Hamada et al, Global regulation of X chromosomal genes by the MSL complex in Drosophila melanogaster, Genes & Development, 2005
Abstract: A long-standing model postulates that X-chromosome dosage compensation in Drosophila occurs by twofold up-regulation of the single male X, but previous data cannot exclude an alternative model, in which male autosomes are down-regulated to balance gene expression. To distinguish between the two models, we used RNA interference to deplete Male-Specific Lethal (MSL) complexes from male-like tissue culture cells. We found that expression of many genes from the X chromosome decreased, while expression from the autosomes was largely unchanged. We conclude that the primary role of the MSL complex is to up-regulate the male X chromosome.

Tian et al, Discovering statistically significant pathways in expression profiling studies, Proc Natl Acad Sci USA, 2005
Abstract: Accurate and rapid identification of perturbed pathways through the analysis of genome-wide expression profiles facilitates the generation of biological hypotheses. We propose a statistical framework for determining whether a specified group of genes for a pathway has a coordinated association with a phenotype of interest. Several issues on proper hypothesis-testing procedures are clarified. In particular, it is shown that the differences in the correlation structure of each set of genes can lead to a biased comparison among gene sets unless a normalization procedure is applied. We propose statistical tests for two important but different aspects of association for each group of genes. This approach has more statistical power than currently available methods and can result in the discovery of statistically significant pathways that are not detected by other methods. This method is applied to data sets involving diabetes, inflammatory myopathies, and Alzheimer's disease, using gene sets we compiled from various public databases. In the case of inflammatory myopathies, we have correctly identified the known cytotoxic T lymphocyte-mediated autoimmunity in inclusion body myositis. Furthermore, we predicted the presence of dendritic cells in inclusion body myositis and of an IFN-alpha/beta response in dermatomyositis, neither of which was previously described. These predictions have been subsequently corroborated by immunohistochemistry.

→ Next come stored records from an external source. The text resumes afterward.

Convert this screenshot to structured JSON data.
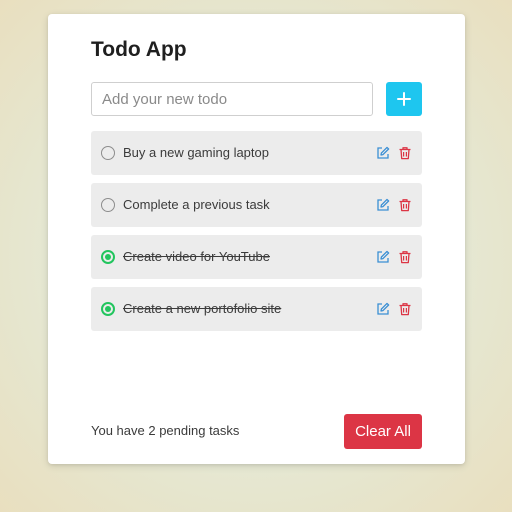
{
  "app": {
    "title": "Todo App"
  },
  "input": {
    "placeholder": "Add your new todo",
    "value": ""
  },
  "add_button": {
    "icon": "plus-icon",
    "color": "#1ec6ef"
  },
  "todos": [
    {
      "text": "Buy a new gaming laptop",
      "completed": false
    },
    {
      "text": "Complete a previous task",
      "completed": false
    },
    {
      "text": "Create video for YouTube",
      "completed": true
    },
    {
      "text": "Create a new portofolio site",
      "completed": true
    }
  ],
  "item_icons": {
    "edit": "edit-icon",
    "delete": "trash-icon",
    "edit_color": "#3b8fd4",
    "delete_color": "#dc3545",
    "done_color": "#22c55e"
  },
  "footer": {
    "pending_text": "You have 2 pending tasks",
    "clear_label": "Clear All",
    "clear_color": "#dc3545"
  }
}
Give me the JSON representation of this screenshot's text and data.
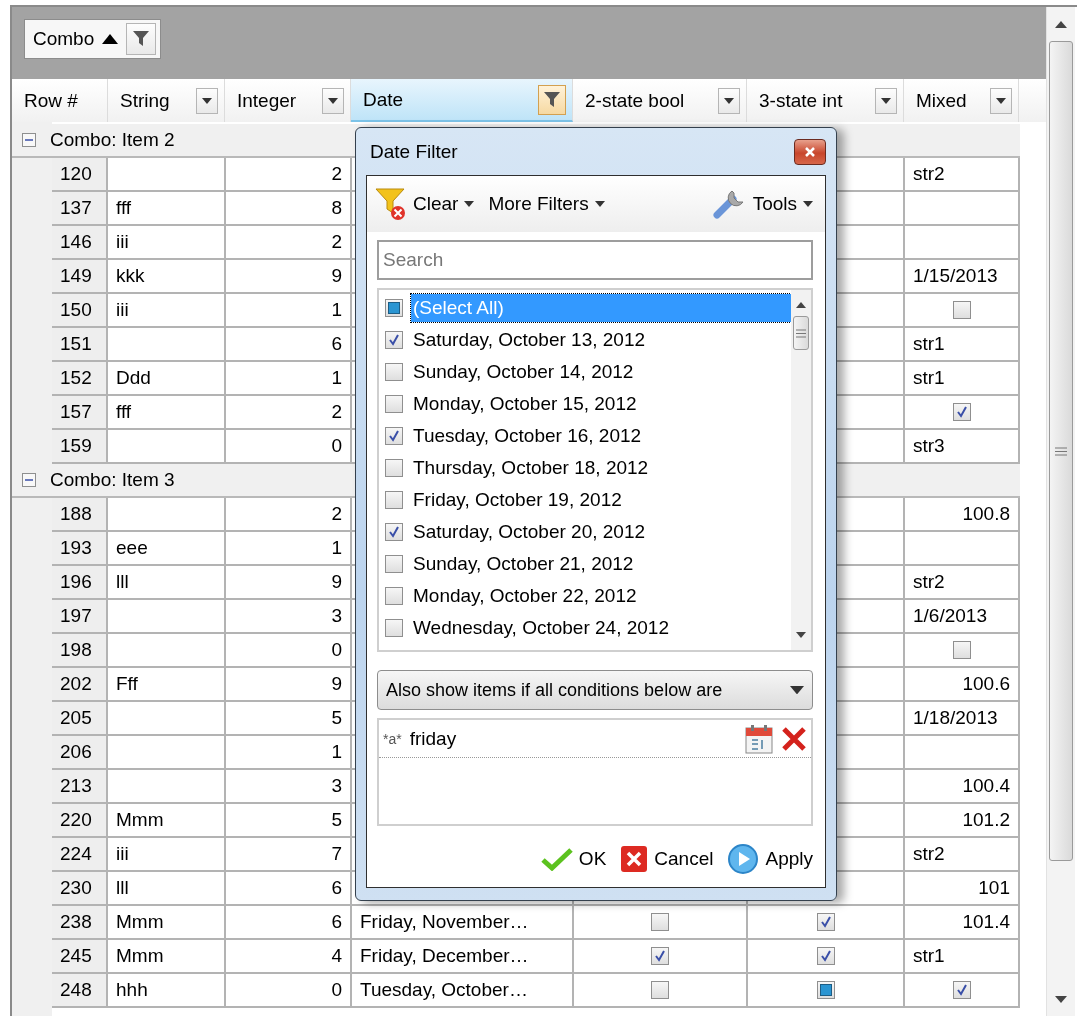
{
  "group_panel": {
    "chips": [
      {
        "label": "Combo",
        "sort_ascending": true
      }
    ]
  },
  "columns": [
    {
      "label": "Row #",
      "has_filter": false,
      "filtered": false
    },
    {
      "label": "String",
      "has_filter": true,
      "filtered": false
    },
    {
      "label": "Integer",
      "has_filter": true,
      "filtered": false
    },
    {
      "label": "Date",
      "has_filter": true,
      "filtered": true
    },
    {
      "label": "2-state bool",
      "has_filter": true,
      "filtered": false
    },
    {
      "label": "3-state int",
      "has_filter": true,
      "filtered": false
    },
    {
      "label": "Mixed",
      "has_filter": true,
      "filtered": false
    }
  ],
  "groups": [
    {
      "label": "Combo: Item 2",
      "expanded": true,
      "rows": [
        {
          "row": "120",
          "integer": "2",
          "mixed": {
            "kind": "text",
            "value": "str2"
          }
        },
        {
          "row": "137",
          "string": "fff",
          "integer": "8"
        },
        {
          "row": "146",
          "string": "iii",
          "integer": "2"
        },
        {
          "row": "149",
          "string": "kkk",
          "integer": "9",
          "mixed": {
            "kind": "text",
            "value": "1/15/2013"
          }
        },
        {
          "row": "150",
          "string": "iii",
          "integer": "1",
          "mixed": {
            "kind": "check",
            "checked": false
          }
        },
        {
          "row": "151",
          "integer": "6",
          "mixed": {
            "kind": "text",
            "value": "str1"
          }
        },
        {
          "row": "152",
          "string": "Ddd",
          "integer": "1",
          "mixed": {
            "kind": "text",
            "value": "str1"
          }
        },
        {
          "row": "157",
          "string": "fff",
          "integer": "2",
          "mixed": {
            "kind": "check",
            "checked": true
          }
        },
        {
          "row": "159",
          "integer": "0",
          "mixed": {
            "kind": "text",
            "value": "str3"
          }
        }
      ]
    },
    {
      "label": "Combo: Item 3",
      "expanded": true,
      "rows": [
        {
          "row": "188",
          "integer": "2",
          "mixed": {
            "kind": "number",
            "value": "100.8"
          }
        },
        {
          "row": "193",
          "string": "eee",
          "integer": "1"
        },
        {
          "row": "196",
          "string": "lll",
          "integer": "9",
          "mixed": {
            "kind": "text",
            "value": "str2"
          }
        },
        {
          "row": "197",
          "integer": "3",
          "mixed": {
            "kind": "text",
            "value": "1/6/2013"
          }
        },
        {
          "row": "198",
          "integer": "0",
          "mixed": {
            "kind": "check",
            "checked": false
          }
        },
        {
          "row": "202",
          "string": "Fff",
          "integer": "9",
          "mixed": {
            "kind": "number",
            "value": "100.6"
          }
        },
        {
          "row": "205",
          "integer": "5",
          "mixed": {
            "kind": "text",
            "value": "1/18/2013"
          }
        },
        {
          "row": "206",
          "integer": "1"
        },
        {
          "row": "213",
          "integer": "3",
          "mixed": {
            "kind": "number",
            "value": "100.4"
          }
        },
        {
          "row": "220",
          "string": "Mmm",
          "integer": "5",
          "mixed": {
            "kind": "number",
            "value": "101.2"
          }
        },
        {
          "row": "224",
          "string": "iii",
          "integer": "7",
          "mixed": {
            "kind": "text",
            "value": "str2"
          }
        },
        {
          "row": "230",
          "string": "lll",
          "integer": "6",
          "mixed": {
            "kind": "number",
            "value": "101"
          }
        },
        {
          "row": "238",
          "string": "Mmm",
          "integer": "6",
          "date": "Friday, November…",
          "bool": false,
          "tristate": {
            "checked": true,
            "partial": false
          },
          "mixed": {
            "kind": "number",
            "value": "101.4"
          }
        },
        {
          "row": "245",
          "string": "Mmm",
          "integer": "4",
          "date": "Friday, December…",
          "bool": true,
          "tristate": {
            "checked": true,
            "partial": false
          },
          "mixed": {
            "kind": "text",
            "value": "str1"
          }
        },
        {
          "row": "248",
          "string": "hhh",
          "integer": "0",
          "date": "Tuesday, October…",
          "bool": false,
          "tristate": {
            "checked": false,
            "partial": true
          },
          "mixed": {
            "kind": "check",
            "checked": true
          }
        }
      ]
    }
  ],
  "filter_popup": {
    "title": "Date Filter",
    "toolbar": {
      "clear": "Clear",
      "more_filters": "More Filters",
      "tools": "Tools"
    },
    "search": {
      "placeholder": "Search"
    },
    "values": [
      {
        "label": "(Select All)",
        "checked": false,
        "partial": true,
        "selected": true
      },
      {
        "label": "Saturday, October 13, 2012",
        "checked": true,
        "partial": false,
        "selected": false
      },
      {
        "label": "Sunday, October 14, 2012",
        "checked": false,
        "partial": false,
        "selected": false
      },
      {
        "label": "Monday, October 15, 2012",
        "checked": false,
        "partial": false,
        "selected": false
      },
      {
        "label": "Tuesday, October 16, 2012",
        "checked": true,
        "partial": false,
        "selected": false
      },
      {
        "label": "Thursday, October 18, 2012",
        "checked": false,
        "partial": false,
        "selected": false
      },
      {
        "label": "Friday, October 19, 2012",
        "checked": false,
        "partial": false,
        "selected": false
      },
      {
        "label": "Saturday, October 20, 2012",
        "checked": true,
        "partial": false,
        "selected": false
      },
      {
        "label": "Sunday, October 21, 2012",
        "checked": false,
        "partial": false,
        "selected": false
      },
      {
        "label": "Monday, October 22, 2012",
        "checked": false,
        "partial": false,
        "selected": false
      },
      {
        "label": "Wednesday, October 24, 2012",
        "checked": false,
        "partial": false,
        "selected": false
      }
    ],
    "mode": "Also show items if all conditions below are",
    "conditions": [
      {
        "operator": "*a*",
        "value": "friday"
      }
    ],
    "buttons": {
      "ok": "OK",
      "cancel": "Cancel",
      "apply": "Apply"
    }
  }
}
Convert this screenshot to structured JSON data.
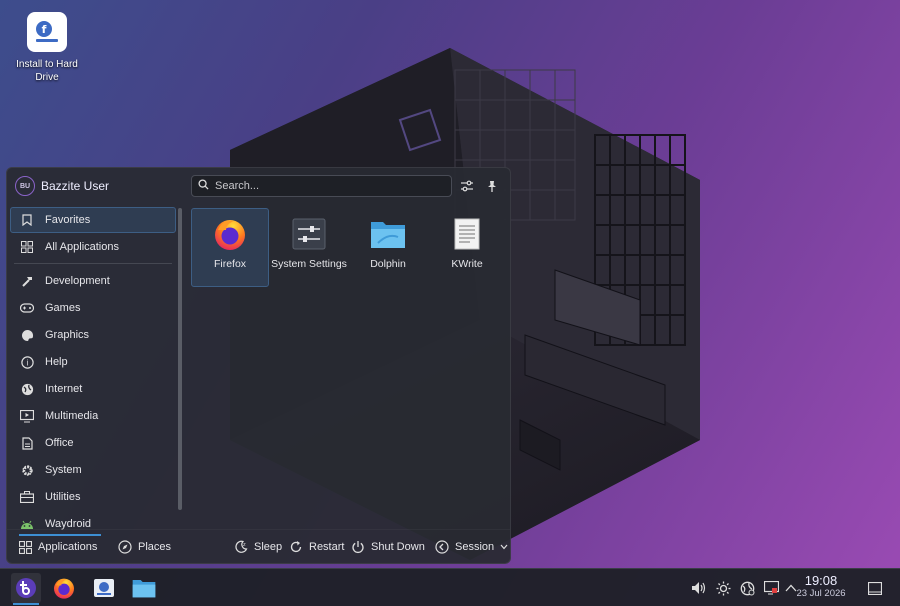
{
  "desktop": {
    "icon_label": "Install to Hard Drive"
  },
  "launcher": {
    "user": {
      "initials": "BU",
      "name": "Bazzite User"
    },
    "search": {
      "placeholder": "Search..."
    },
    "sidebar": {
      "top_items": [
        {
          "label": "Favorites",
          "icon": "bookmark-icon",
          "active": true
        },
        {
          "label": "All Applications",
          "icon": "grid-icon",
          "active": false
        }
      ],
      "categories": [
        {
          "label": "Development",
          "icon": "hammer-icon"
        },
        {
          "label": "Games",
          "icon": "gamepad-icon"
        },
        {
          "label": "Graphics",
          "icon": "palette-icon"
        },
        {
          "label": "Help",
          "icon": "help-icon"
        },
        {
          "label": "Internet",
          "icon": "globe-icon"
        },
        {
          "label": "Multimedia",
          "icon": "monitor-play-icon"
        },
        {
          "label": "Office",
          "icon": "document-icon"
        },
        {
          "label": "System",
          "icon": "gear-icon"
        },
        {
          "label": "Utilities",
          "icon": "toolbox-icon"
        },
        {
          "label": "Waydroid",
          "icon": "android-icon"
        }
      ]
    },
    "favorites": [
      {
        "label": "Firefox",
        "icon": "firefox-icon",
        "selected": true
      },
      {
        "label": "System Settings",
        "icon": "system-settings-icon",
        "selected": false
      },
      {
        "label": "Dolphin",
        "icon": "folder-icon",
        "selected": false
      },
      {
        "label": "KWrite",
        "icon": "text-editor-icon",
        "selected": false
      }
    ],
    "footer": {
      "applications": "Applications",
      "places": "Places",
      "sleep": "Sleep",
      "restart": "Restart",
      "shutdown": "Shut Down",
      "session": "Session"
    }
  },
  "taskbar": {
    "pinned": [
      "app-launcher-icon",
      "firefox-icon",
      "discover-icon",
      "dolphin-icon"
    ],
    "tray": [
      "volume-icon",
      "brightness-icon",
      "network-icon",
      "display-icon",
      "expand-tray-icon"
    ],
    "clock": {
      "time": "19:08",
      "date": "23 Jul 2026"
    }
  },
  "colors": {
    "accent": "#3d8fd3",
    "panel": "#282a32",
    "selection": "#2f3d52"
  }
}
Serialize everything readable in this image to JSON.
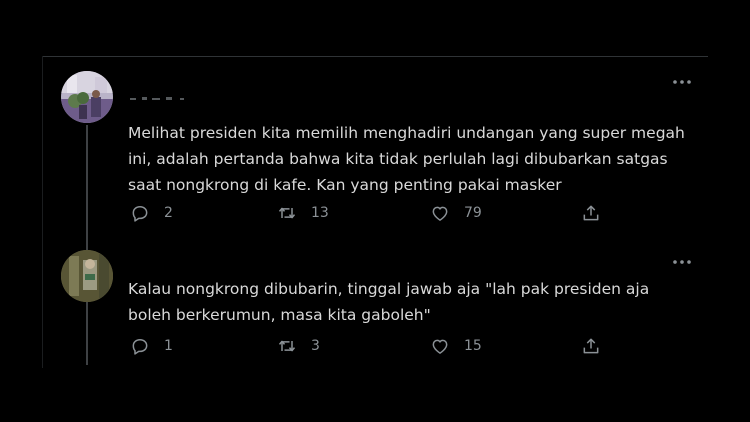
{
  "tweets": [
    {
      "text": "Melihat presiden kita memilih menghadiri undangan yang super megah ini, adalah pertanda bahwa kita tidak perlulah lagi dibubarkan satgas saat nongkrong di kafe. Kan yang penting pakai masker",
      "replies": "2",
      "retweets": "13",
      "likes": "79"
    },
    {
      "text": "Kalau nongkrong dibubarin, tinggal jawab aja \"lah pak presiden aja boleh berkerumun, masa kita gaboleh\"",
      "replies": "1",
      "retweets": "3",
      "likes": "15"
    }
  ],
  "icons": {
    "more": "more-horizontal-icon",
    "reply": "reply-icon",
    "retweet": "retweet-icon",
    "like": "heart-icon",
    "share": "share-icon"
  },
  "colors": {
    "background": "#000000",
    "text": "#d9d9d9",
    "muted": "#8b9196",
    "thread_line": "#3e4144"
  }
}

Lai et al, Comparative analysis of algorithms for identifying amplifications and deletions in array CGH data, Bioinformatics, 2005
Abstract: MOTIVATION: Array Comparative Genomic Hybridization (CGH) can reveal chromosomal aberrations in the genomic DNA. These amplifications and deletions at the DNA level are important in the pathogenesis of cancer and other diseases. While a large number of approaches have been proposed for analyzing the large array CGH datasets, the relative merits of these methods in practice are not clear. RESULTS: We compare 11 different algorithms for analyzing array CGH data. These include both segment detection methods and smoothing methods, based on diverse techniques such as mixture models, Hidden Markov Models, maximum likelihood, regression, wavelets and genetic algorithms. We compute the Receiver Operating Characteristic (ROC) curves using simulated data to quantify sensitivity and specificity for various levels of signal-to-noise ratio and different sizes of abnormalities. We also characterize their performance on chromosomal regions of interest in a real dataset obtained from patients with Glioblastoma Multiforme. While comparisons of this type are difficult due to possibly sub-optimal choice of parameters in the methods, they nevertheless reveal general characteristics that are helpful to the biological investigator.